The external gRPC service implements Envoy’s Authorization Service API to authenticate requests.

About passthrough

You might wonder, why should I use passthrough instead of a custom external auth server?

Benefits of passthrough: With gRPC passthrough, you can set up your own custom logic in the external gRPC service. You can still use the other Gloo Mesh Gateway external auth implementations, such as OIDC and API key auth. A custom auth server is not integrated with the Gloo Mesh Gateway external auth server, so you cannot use both at the same time.

Drawbacks of passthrough: To provide additional flexibility in auth configuration, passthrough sets up a separate gRPC service that the Gloo Mesh Gateway external auth server forwards requests to for authentication. This step requires an additional network hop, so you might notice an impact to latency.

Before you begin

  1. Set up Gloo Mesh Gateway in a single cluster.
  2. Install Bookinfo and other sample apps.
  3. Configure an HTTP listener on your gateway and set up basic routing for the sample apps.
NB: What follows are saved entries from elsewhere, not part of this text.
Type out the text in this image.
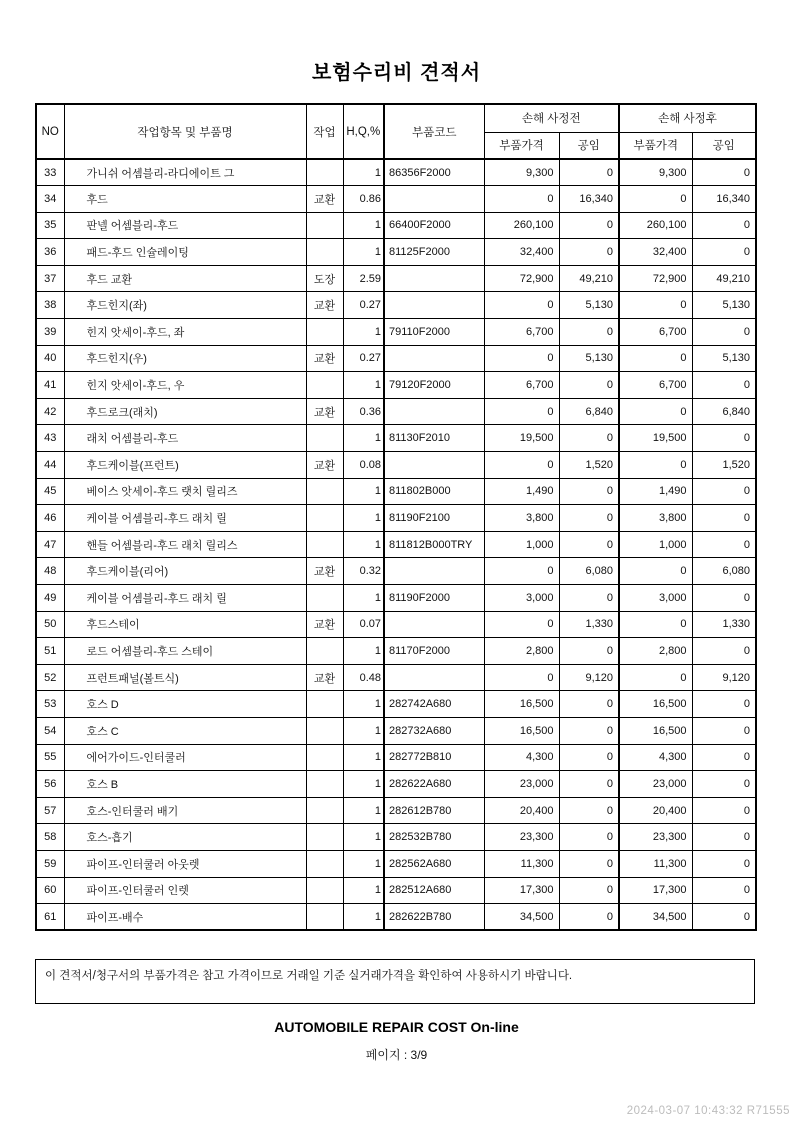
보험수리비 견적서
NO	작업항목 및 부품명	작업	H,Q,%	부품코드	손해 사정전		손해 사정후	
					부품가격	공임	부품가격	공임
33	가니쉬 어셈블리-라디에이트 그		1	86356F2000	9,300	0	9,300	0
34	후드	교환	0.86		0	16,340	0	16,340
35	판넬 어셈블리-후드		1	66400F2000	260,100	0	260,100	0
36	패드-후드 인슐레이팅		1	81125F2000	32,400	0	32,400	0
37	후드 교환	도장	2.59		72,900	49,210	72,900	49,210
38	후드힌지(좌)	교환	0.27		0	5,130	0	5,130
39	힌지 앗세이-후드, 좌		1	79110F2000	6,700	0	6,700	0
40	후드힌지(우)	교환	0.27		0	5,130	0	5,130
41	힌지 앗세이-후드, 우		1	79120F2000	6,700	0	6,700	0
42	후드로크(래치)	교환	0.36		0	6,840	0	6,840
43	래치 어셈블리-후드		1	81130F2010	19,500	0	19,500	0
44	후드케이블(프런트)	교환	0.08		0	1,520	0	1,520
45	베이스 앗세이-후드 랫치 릴리즈		1	811802B000	1,490	0	1,490	0
46	케이블 어셈블리-후드 래치 릴		1	81190F2100	3,800	0	3,800	0
47	핸들 어셈블리-후드 래치 릴리스		1	811812B000TRY	1,000	0	1,000	0
48	후드케이블(리어)	교환	0.32		0	6,080	0	6,080
49	케이블 어셈블리-후드 래치 릴		1	81190F2000	3,000	0	3,000	0
50	후드스테이	교환	0.07		0	1,330	0	1,330
51	로드 어셈블리-후드 스테이		1	81170F2000	2,800	0	2,800	0
52	프런트패널(볼트식)	교환	0.48		0	9,120	0	9,120
53	호스 D		1	282742A680	16,500	0	16,500	0
54	호스 C		1	282732A680	16,500	0	16,500	0
55	에어가이드-인터쿨러		1	282772B810	4,300	0	4,300	0
56	호스 B		1	282622A680	23,000	0	23,000	0
57	호스-인터쿨러 배기		1	282612B780	20,400	0	20,400	0
58	호스-흡기		1	282532B780	23,300	0	23,300	0
59	파이프-인터쿨러 아웃렛		1	282562A680	11,300	0	11,300	0
60	파이프-인터쿨러 인렛		1	282512A680	17,300	0	17,300	0
61	파이프-배수		1	282622B780	34,500	0	34,500	0
이 견적서/청구서의 부품가격은 참고 가격이므로 거래일 기준 실거래가격을 확인하여 사용하시기 바랍니다.
AUTOMOBILE REPAIR COST On-line
페이지 : 3/9
2024-03-07 10:43:32 R71555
  4. Make sure that the external auth service is installed and running. If not, install the external auth service in your Gloo environment.

      kubectl get pods  -A -l app=ext-auth-service
      
  5. If you did not already do so, create an ExtAuthServer resource for your workspace. This resource points to the destination server to use for external auth policies. The destination server can be the default ext-auth-service from Gloo Mesh Gateway, or your own custom server. Note: Change the cluster-1 value as needed.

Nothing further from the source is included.